Les photographies Unwrapping Rodin constituent une nouvelle étape de mon exploration continue de la sculpture d’Auguste Rodin, centrée surtout sur son œuvre phare Les Bourgeois de Calais (1895). Les autres œuvres que j’ai réalisées pour ce projet sont Age of Bronze (2004), Burghers of Seoul: Recast and Reshoot (2006), et Les Bourgeois de Calais: Crated and Displaced (2010).

« Depuis plus de cinq ans, je produis des œuvres d’art et des écrits en lien avec la sculpture de Rodin et sa relation à la photographie. L’art de Rodin me fascine pour plusieurs raisons, notamment pour la manière dont il réunit le romantique et le moderne/postmoderne, l’objet et la réplique, le mouvement et l’arrêt. Mondialement célèbre de son vivant (en partie un effet de la nouvelle presse internationale), il est passé de mode jusqu’à la seconde moitié du XXe siècle, lorsque des écrivains telle Rosalind Krauss ont renouvelé l’intérêt pour son travail.

Dans ma photographie et mes œuvres vidéo, je m’intéresse depuis longtemps à la dichotomie entre êtres humains et sculptures. Le corps humain et ses représentations étant de nouveau admises en art contemporain, je trouve fascinant d’observer le regard créatif, puissant et déterminant que posent entre eux et sur eux-mêmes spectateurs, modèles et œuvres d’art.

Commentant la sculpture dans son livre The Dream of the Moving Sculpture (bien que cette citation puisse être également pertinente dans le cas de la photographie), Kenneth Gross écrit : « nous reconnaissons en la statue une image du destin des corps, un destin élu, né de notre désir de nier notre personne physique vulnérable, pénétrable, périssable et mourante, afin de nous procurer un miroir de pierre idéalisé. » (Gross p.17). Gross détaille ensuite les différences entre les humains et les statues, de l’inhabileté des dernières à absorber de « la nourriture, des balles de fusil, de l’air, des sons ou des signes » à leur réticence de produire quoi que ce soit, qu’il s’agisse de « mots, de sang, d’excrément ou d’enfants » . Comment font alors ces masses inertes de bronze pour devenir si humaines ? Est-ce en rivalisant avec nous pour l’espace, à la différence des peintures qui acceptent de rester accrochées en périphérie dans l’attente de notre regard? Peut-être que la sculpture figurative, souvent creuse, couramment façonnée à partir de matériaux pouvant résister aux éléments, est le faire-valoir parfait de nos désirs; une coquille sous laquelle nous pouvons rendre réel en l’imaginant tout ce que nous désirons ou craignons.

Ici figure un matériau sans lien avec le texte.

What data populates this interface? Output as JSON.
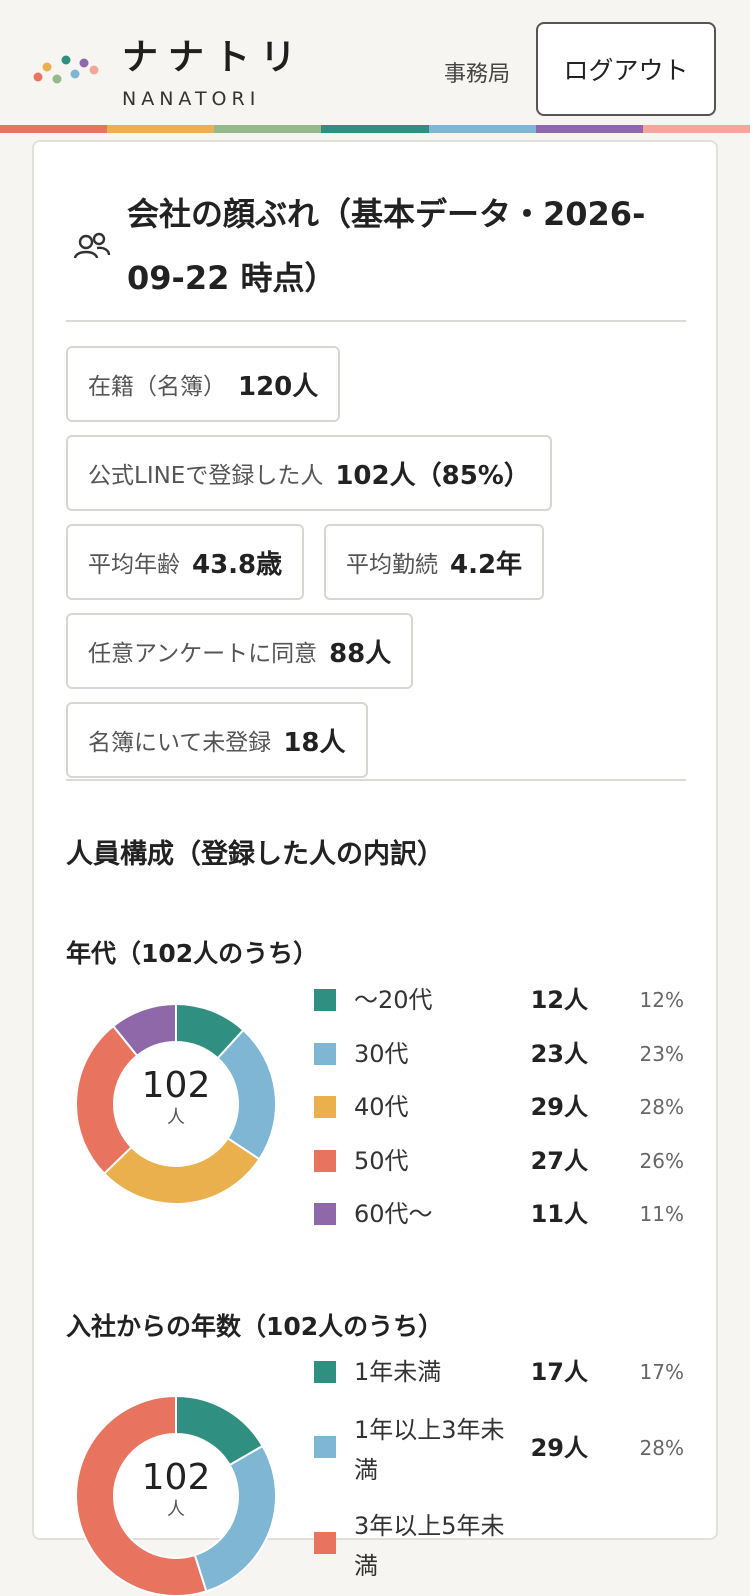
{
  "header": {
    "logo_title": "ナナトリ",
    "logo_sub": "NANATORI",
    "role": "事務局",
    "logout_label": "ログアウト"
  },
  "colors": {
    "stripe": [
      "#e8735f",
      "#e9b04d",
      "#95b98a",
      "#2f8f80",
      "#7fb6d4",
      "#8e68a8",
      "#f2a69c"
    ],
    "logo_dots": [
      "#e8735f",
      "#e9b04d",
      "#2f8f80",
      "#95b98a",
      "#8e68a8",
      "#7fb6d4",
      "#f2a69c"
    ]
  },
  "card": {
    "title": "会社の顔ぶれ（基本データ・2026-09-22 時点）",
    "stats": [
      {
        "label": "在籍（名簿）",
        "value": "120人"
      },
      {
        "label": "公式LINEで登録した人",
        "value": "102人（85%）"
      },
      {
        "label": "平均年齢",
        "value": "43.8歳"
      },
      {
        "label": "平均勤続",
        "value": "4.2年"
      },
      {
        "label": "任意アンケートに同意",
        "value": "88人"
      },
      {
        "label": "名簿にいて未登録",
        "value": "18人"
      }
    ],
    "composition_title": "人員構成（登録した人の内訳）"
  },
  "chart_data": [
    {
      "type": "pie",
      "title": "年代（102人のうち）",
      "center_value": "102",
      "center_unit": "人",
      "categories": [
        "〜20代",
        "30代",
        "40代",
        "50代",
        "60代〜"
      ],
      "counts": [
        "12人",
        "23人",
        "29人",
        "27人",
        "11人"
      ],
      "percents": [
        "12%",
        "23%",
        "28%",
        "26%",
        "11%"
      ],
      "values": [
        12,
        23,
        29,
        27,
        11
      ],
      "colors": [
        "#2f8f80",
        "#7fb6d4",
        "#e9b04d",
        "#e8735f",
        "#8e68a8"
      ]
    },
    {
      "type": "pie",
      "title": "入社からの年数（102人のうち）",
      "center_value": "102",
      "center_unit": "人",
      "categories": [
        "1年未満",
        "1年以上3年未満",
        "3年以上5年未満"
      ],
      "counts": [
        "17人",
        "29人",
        ""
      ],
      "percents": [
        "17%",
        "28%",
        ""
      ],
      "values": [
        17,
        29,
        56
      ],
      "colors": [
        "#2f8f80",
        "#7fb6d4",
        "#e8735f"
      ]
    }
  ]
}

En 2005, Phyllis Lambert est venue voir une de mes expositions, et nous avons amorcé une conversation. Elle m’a demandé quel était mon prochain projet, et lorsque j’ai répondu que j’allais à Séoul pour travailler sur une œuvre inspirée des Bourgeois de Calais, elle m’a invité à venir voir son Bourgeois, un nu grandeur nature du Bourgeois Pierre de Wissant (Rodin a d’abord réalisé des versions nues des six bourgeois avant de les draper pour le groupement final). Lorsque je suis allé découvrir cette sculpture, Phyllis a mentionné des photographies qu’elle voulait me montrer. Environ une semaine plus tard, j’ai reçu une suite de diapositives prises par Phyllis il y a quelque trente ans, tandis qu’elle déballait le bronze récemment livré. Ayant lu plusieurs livres au sujet de Muybridge  et de Marey dans le cadre de mes études doctorales, je n’ai pu m’empêcher de percevoir ces images comme des actions figées, comme représentant un mouvement imaginaire créé par le retrait progressif du matériel d’emballage, semblable à une chrysalide, utilisé pour transporter la sculpture.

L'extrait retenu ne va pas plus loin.